Certain statements in this announcement are forward-looking within the meaning
of Section 27A of the Securities Act of 1933, as amended, and Section 21E of
the Securities Exchange Act of 1934, as amended, including without limitation,
those statements concerning (i) timing, fulfillment of conditions, tax
treatment and completion of the Merger, (ii) the value of the transaction
consideration, (iii) expectations regarding production and cost savings at the
combined group's operations and its operating and financial performance and
(iv) synergies and other benefits anticipated from the Merger.
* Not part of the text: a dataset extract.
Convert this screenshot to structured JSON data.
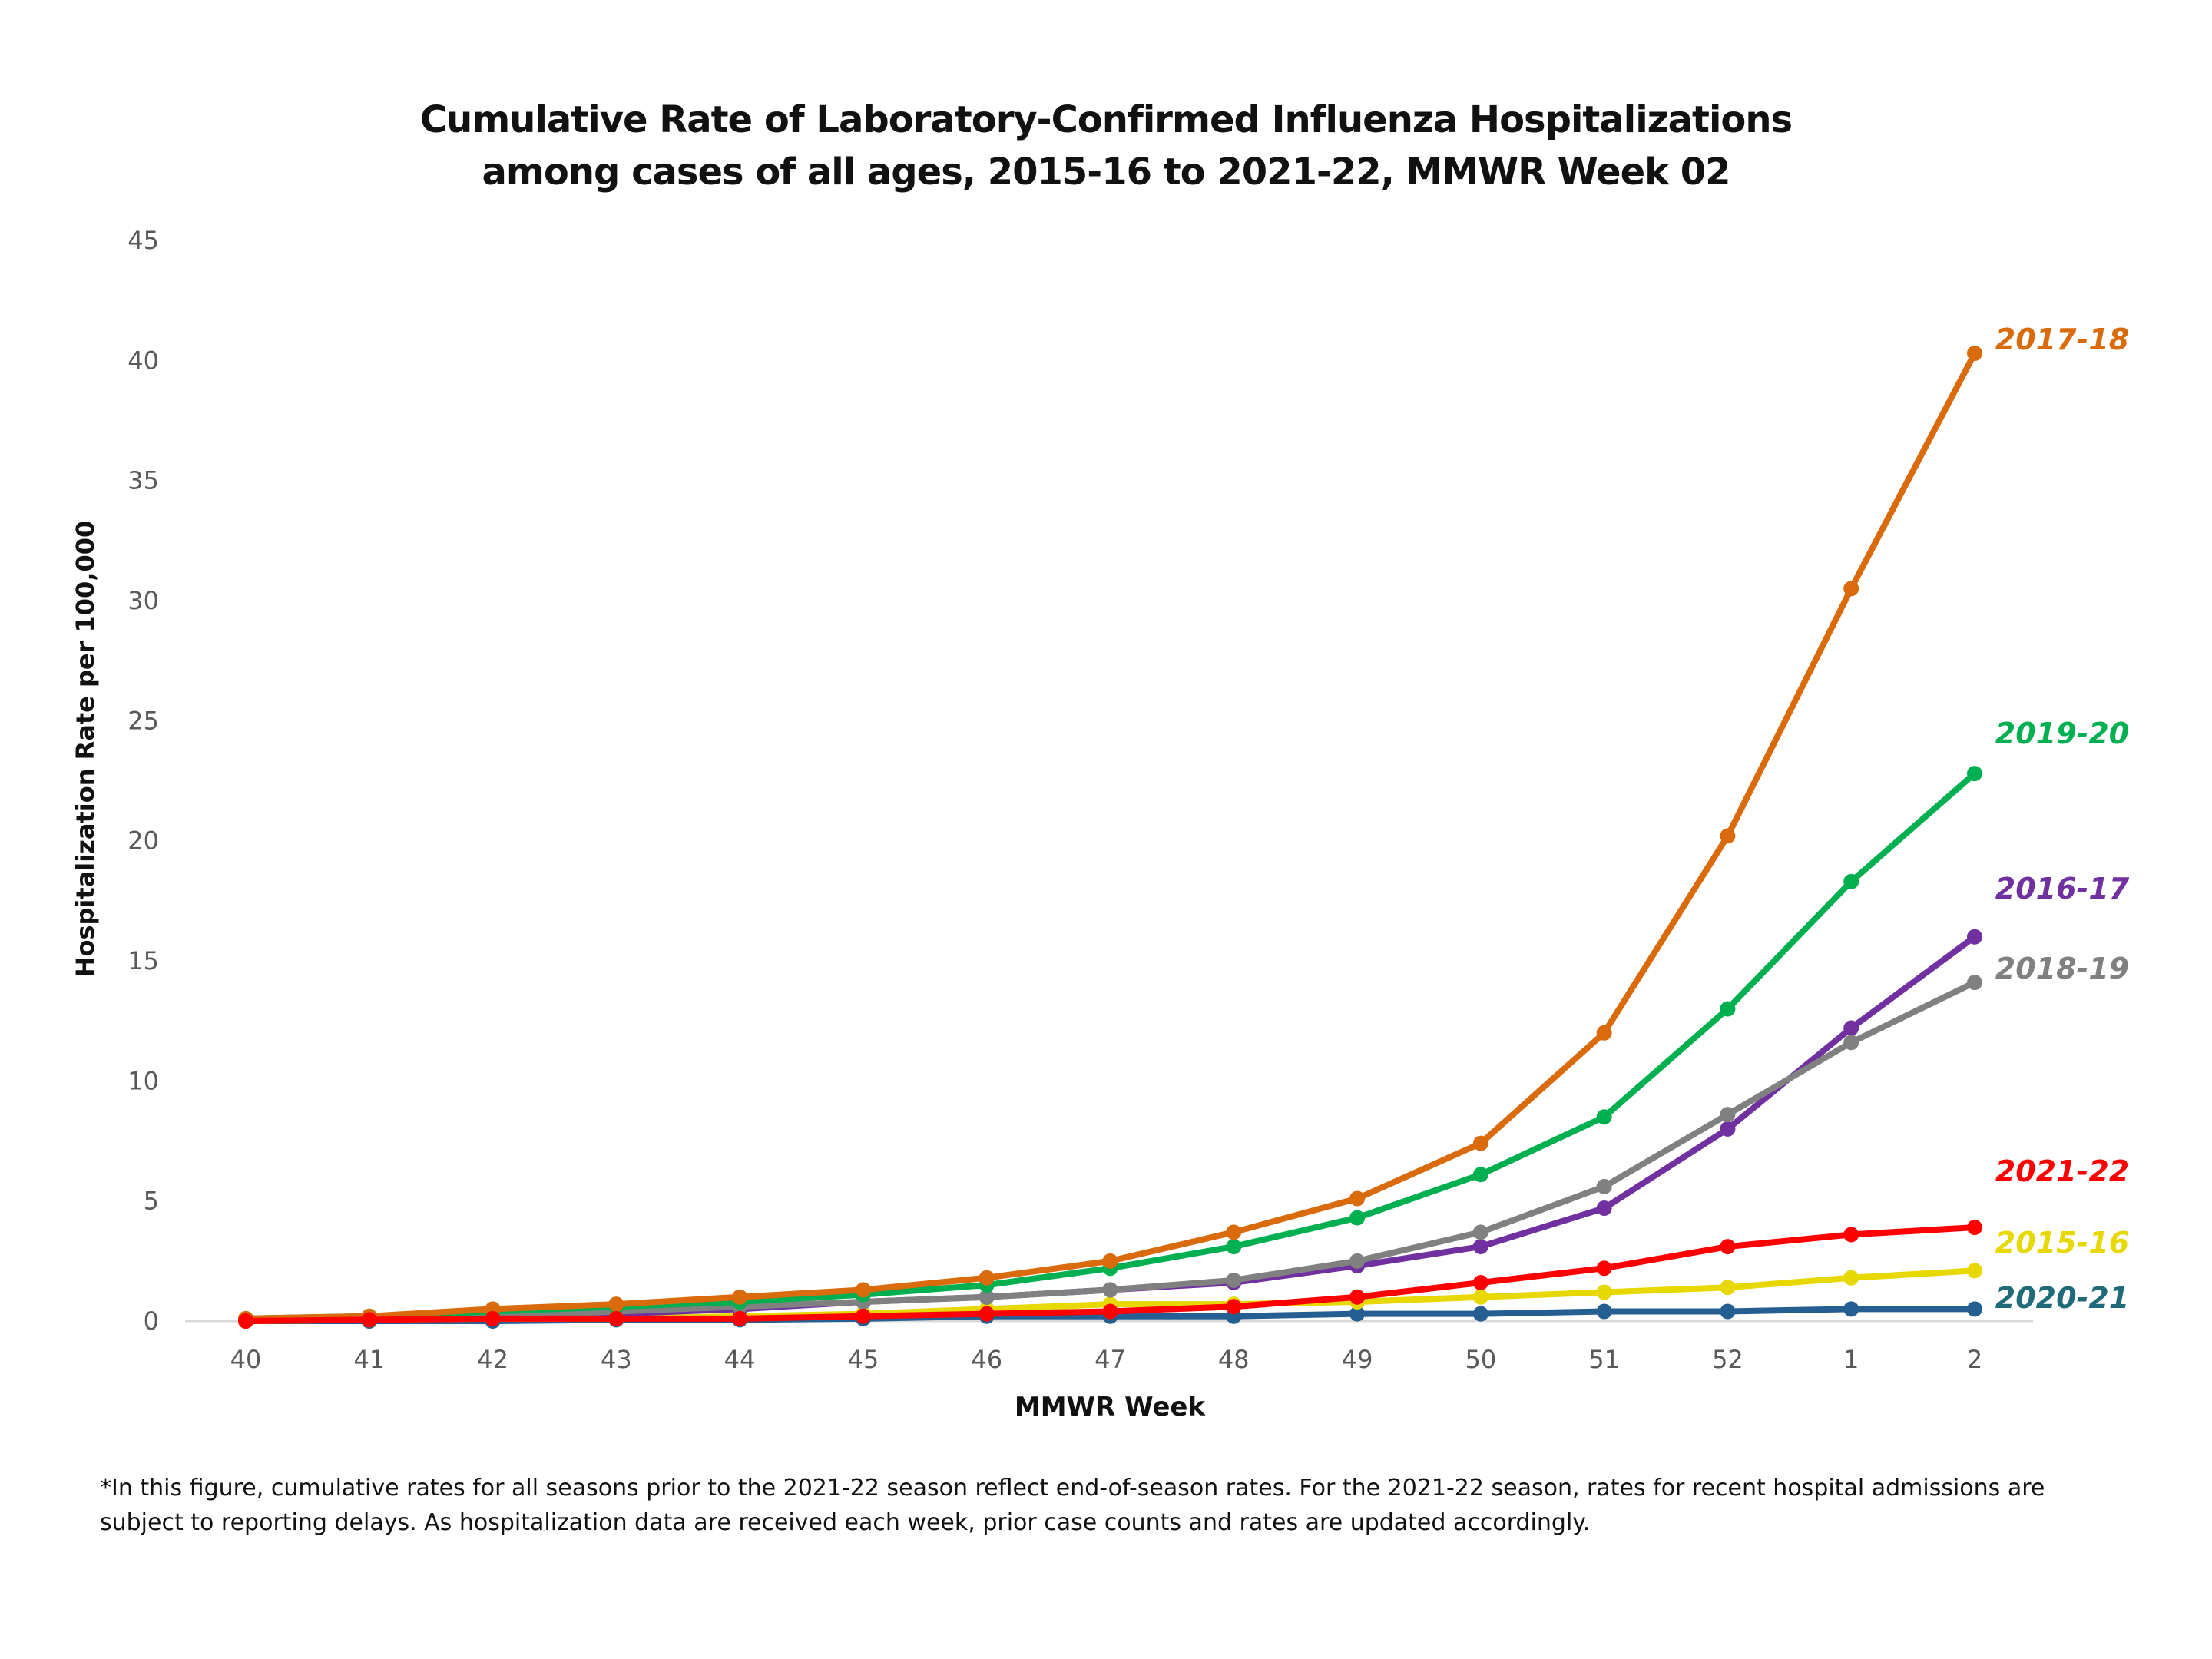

Although
AngloGold and Ashanti believe that the expectations reflected in such
forward-looking statements are reasonable, no assurance can be given that such
expectations will prove to have been correct.

For a discussion of important terms of the Merger and important factors and
risks involved in the companies' businesses, which could cause the combined
group's actual operating and financial results to differ materially from such
forward-looking statements, refer to AngloGold's and Ashanti's filings with the
US Securities and Exchange Commission (the "SEC"), including AngloGold's annual
report on Form 20-F for the year ended 31 December 2002, filed with the SEC on
7 April 2003 and Ashanti's annual report on Form 20-F for the year ended 31
December 2002, filed with the SEC on 17 June 2003 and any other documents in
respect of the Merger that are furnished to the SEC by AngloGold or Ashanti
under cover of Form 6-K.

Neither AngloGold, Ashanti nor the combined group undertakes any obligation to
update publicly or release any revisions to publicly update any forward-looking
statements discussed in this announcement, whether as a result of new
information, future events or otherwise.

ADDITIONAL INFORMATION

In connection with the Merger, AngloGold will file with, or otherwise furnish
to, the SEC a scheme document/prospectus. Investors and security holders are
urged to carefully read the scheme document/prospectus regarding the Merger
when it becomes available, because it will contain important information.
Investors and security holders may obtain a free copy of the scheme document/
prospectus (when it is available) and other documents containing information
about AngloGold and Ashanti, without charge, at the SEC's website at
www.sec.gov. Copies of the scheme document/prospectus together with any SEC
filings that may be incorporated by reference in the scheme document/prospectus
may also be obtained free of charge by directing a request to: AngloGold
Limited, 11 Diagonal Street, Johannesburg 2001, PO Box 62117, Marshalltown
2107, South Africa, Attention: Chris R. Bull, Company Secretary, telephone +27
11 637 6000, fax: +27 11 637 6624.

UBS Investment Bank and First Africa Group Holdings (Pty) Limited ("First
Africa") are acting for AngloGold and no one else in connection with the Merger
and will not be responsible to anyone other than AngloGold for providing the
protections afforded to clients of UBS Investment Bank or First Africa or for
providing advice in relation to the Merger.